There were notable diversions. After Mr. Mandela took office as president in 1994, Mr. Tutu headed South Africa’s Truth and Reconciliation Commission, a first-of-its-kind judicial committee that called on apartheid-era perpetrators to publicly apologize for their crimes to victims, who in turn shared their stories. Mr. Tutu’s embrace of both abusers and the abused helped bring together the newly democratic but fractured nation.
Mr. Tutu spoke on causes including gay rights, global warming and autocratic rulers. He called Zimbabwe’s longtime strongman Robert Mugabe a “cartoon figure of an archetypical African dictator” while other prominent African leaders shied away from taking a stance on Mr. Mugabe’s crackdown on the opposition.
“If you are neutral in situations of injustice, you have chosen the side of the oppressor,” Mr. Tutu once said. “If an elephant has its foot on the tail of a mouse and you say that you are neutral, the mouse will not appreciate your neutrality.”
This meant speaking out, even when it collided with institutions close to his heart.
In 2016, he supported his daughter Mpho’s marriage to a woman, despite the South African Anglican Church’s teachings that marriage was a union between a man and a woman. “I would refuse to go to a homophobic heaven,” he said.

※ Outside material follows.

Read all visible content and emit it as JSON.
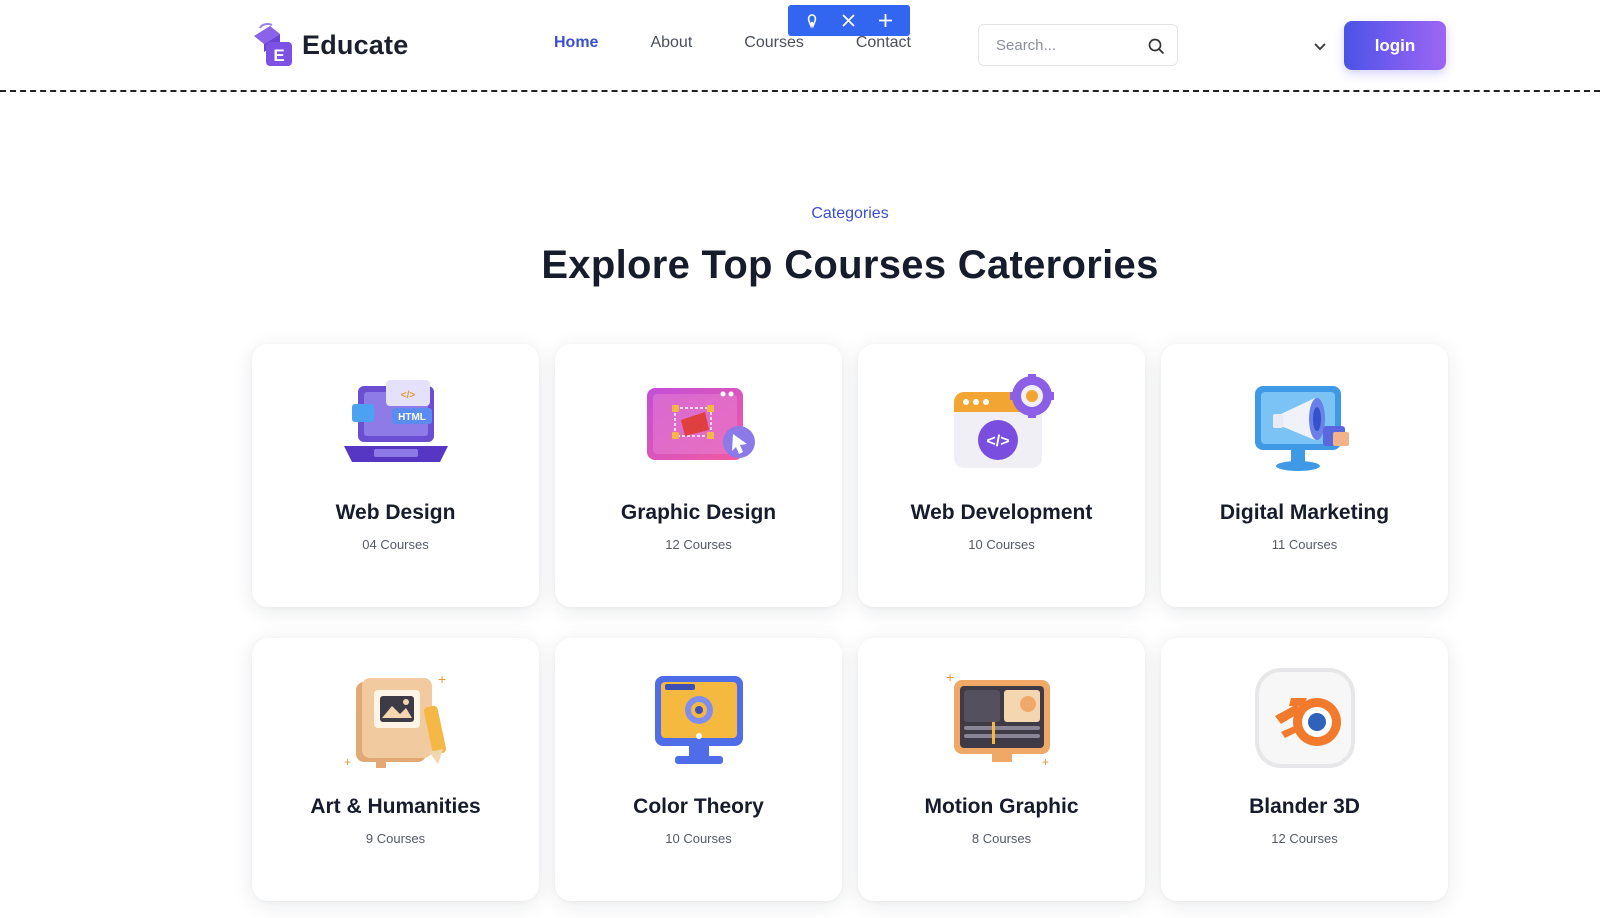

Mr. Mandela once said that Mr. Tutu’s frankness, while not strategic at times, was vital to democracy. Mr. Tutu might have agreed. “Our world is a work in progress,” he told Oprah Winfrey in 2005. “It’s going to be OK.”
Mr. Tutu became more distant from South African’s postapartheid governing party, the ANC, whose officials he criticized for focusing on personal gain while much of the country still lived in poverty. In 2017, he and his wife, Leah Tutu, joined a nationwide demonstration calling for the resignation of the scandal-plagued president at the time, Jacob Zuma.
“Do you remember the price that was paid for our freedom?” he said at a 2009 memorial service for members of the ANC’s apartheid-era armed wing in Cape Town. “We had some fantastic young people. They paid a very heavy price. We all paid a very heavy price. And for what? So some of us can have three motor cars.”